Employers in the State of Illinois must become more aware of their obligations arising under the Income Withholding for Support Act (750 ILCS 28/1 et seq.). This Act provides the authority for a court of law to designate that periodic payments of funds for the support of a child or a maintenance of the spouse can be collected from the Employer of the individual having an obligation to make those payments. It is the obligation of any Employer to deduct from the “income” of any individual the required court-ordered periodic payments from that individual’s income. The term “income” is defined as “wages, salary, commission, compensation as an independent contractor, worker’s compensation, disability payments, annuity payments, pension payments and retirement benefits, lottery prize awards, insurance proceeds, vacation pay, bonuses, profit-sharing payments, severance payments, and any other payment” (750 ILCS 28/15 § D). Obviously, the breadth of income is extremely broad and certainly would cover “any and all” monies paid by an Employer to an employee!

If served with a Support Payment Court Order, it is the obligation of an Employer to deduct within fourteen (14) calendar days following the date on which the Notice Designating Withdrawal is mailed and to forward any amounts so withdrawn to the State Disbursement Unit which is identified on the Court Order within seven (7) business days of the deduction. Failure to make the payment within the seven (7) business days could expose the Employer to a fine of $100 per day for failure to submit the payments before the expiration of the seven (7) business days after deduction (750 ILCS 28/35). It also should be noted that any officer or employee of an Employer who has the control, supervision, or responsibility for withholding and paying over income pursuant to the Notice and who fails to do so may be personally liable for failure to make such deduction and/or pay such deduction to the State Disbursement Unit.

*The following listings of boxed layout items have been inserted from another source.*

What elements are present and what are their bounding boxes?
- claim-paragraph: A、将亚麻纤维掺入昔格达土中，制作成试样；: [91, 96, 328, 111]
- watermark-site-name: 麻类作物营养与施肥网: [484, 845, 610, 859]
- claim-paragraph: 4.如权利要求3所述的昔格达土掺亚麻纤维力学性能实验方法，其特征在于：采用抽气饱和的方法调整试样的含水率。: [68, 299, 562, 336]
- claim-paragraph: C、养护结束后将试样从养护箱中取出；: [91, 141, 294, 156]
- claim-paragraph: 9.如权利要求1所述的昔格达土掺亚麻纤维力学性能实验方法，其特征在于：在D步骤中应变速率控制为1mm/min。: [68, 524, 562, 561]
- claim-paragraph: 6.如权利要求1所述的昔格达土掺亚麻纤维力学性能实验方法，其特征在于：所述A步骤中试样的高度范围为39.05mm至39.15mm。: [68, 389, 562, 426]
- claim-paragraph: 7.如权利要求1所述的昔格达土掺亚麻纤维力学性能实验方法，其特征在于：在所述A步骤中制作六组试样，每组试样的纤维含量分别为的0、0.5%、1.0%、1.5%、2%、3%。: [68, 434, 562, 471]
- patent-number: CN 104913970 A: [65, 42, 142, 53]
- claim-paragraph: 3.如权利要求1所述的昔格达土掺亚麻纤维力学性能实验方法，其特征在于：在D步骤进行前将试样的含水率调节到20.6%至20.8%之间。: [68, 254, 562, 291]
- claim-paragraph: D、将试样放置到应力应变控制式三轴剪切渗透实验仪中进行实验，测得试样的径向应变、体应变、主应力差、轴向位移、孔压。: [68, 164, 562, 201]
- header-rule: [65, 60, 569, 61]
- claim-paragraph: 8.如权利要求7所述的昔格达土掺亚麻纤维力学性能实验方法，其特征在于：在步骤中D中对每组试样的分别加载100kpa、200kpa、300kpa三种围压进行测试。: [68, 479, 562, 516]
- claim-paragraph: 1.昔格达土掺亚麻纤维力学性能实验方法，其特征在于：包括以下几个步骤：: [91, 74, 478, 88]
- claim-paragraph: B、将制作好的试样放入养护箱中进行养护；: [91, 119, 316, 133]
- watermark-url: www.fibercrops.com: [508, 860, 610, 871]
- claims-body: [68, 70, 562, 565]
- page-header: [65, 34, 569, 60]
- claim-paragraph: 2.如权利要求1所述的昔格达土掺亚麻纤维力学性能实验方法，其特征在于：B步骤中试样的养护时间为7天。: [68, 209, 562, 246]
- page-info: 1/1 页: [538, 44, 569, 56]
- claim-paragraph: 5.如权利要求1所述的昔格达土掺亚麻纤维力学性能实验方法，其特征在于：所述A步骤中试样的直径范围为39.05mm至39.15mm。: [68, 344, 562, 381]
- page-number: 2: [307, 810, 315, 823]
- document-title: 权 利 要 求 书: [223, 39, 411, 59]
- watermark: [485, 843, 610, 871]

There have been a number of cases in which Employers have found themselves subject of extensive penalties (In Re: Marriage of Miller, 227 Ill.2d 185 (2007) – a penalty of $1,172,100.00 and In Re: Marriage of Gulla, 282 Ill.App.3d 498 (2008) – a penalty of $369,000.00). Both of these cases occurred before the statute was modified in 2012 to require that written notice be given to the Employer of its failure to deduct and/or mail payments timely before the $100.00 per day fine may be imposed.

Regardless of the need for “written notice,” this is not an area for Illinois Employers to become lax or cavalier. Please make certain that any Income Supporting Act Notices are dealt with expeditiously and correctly.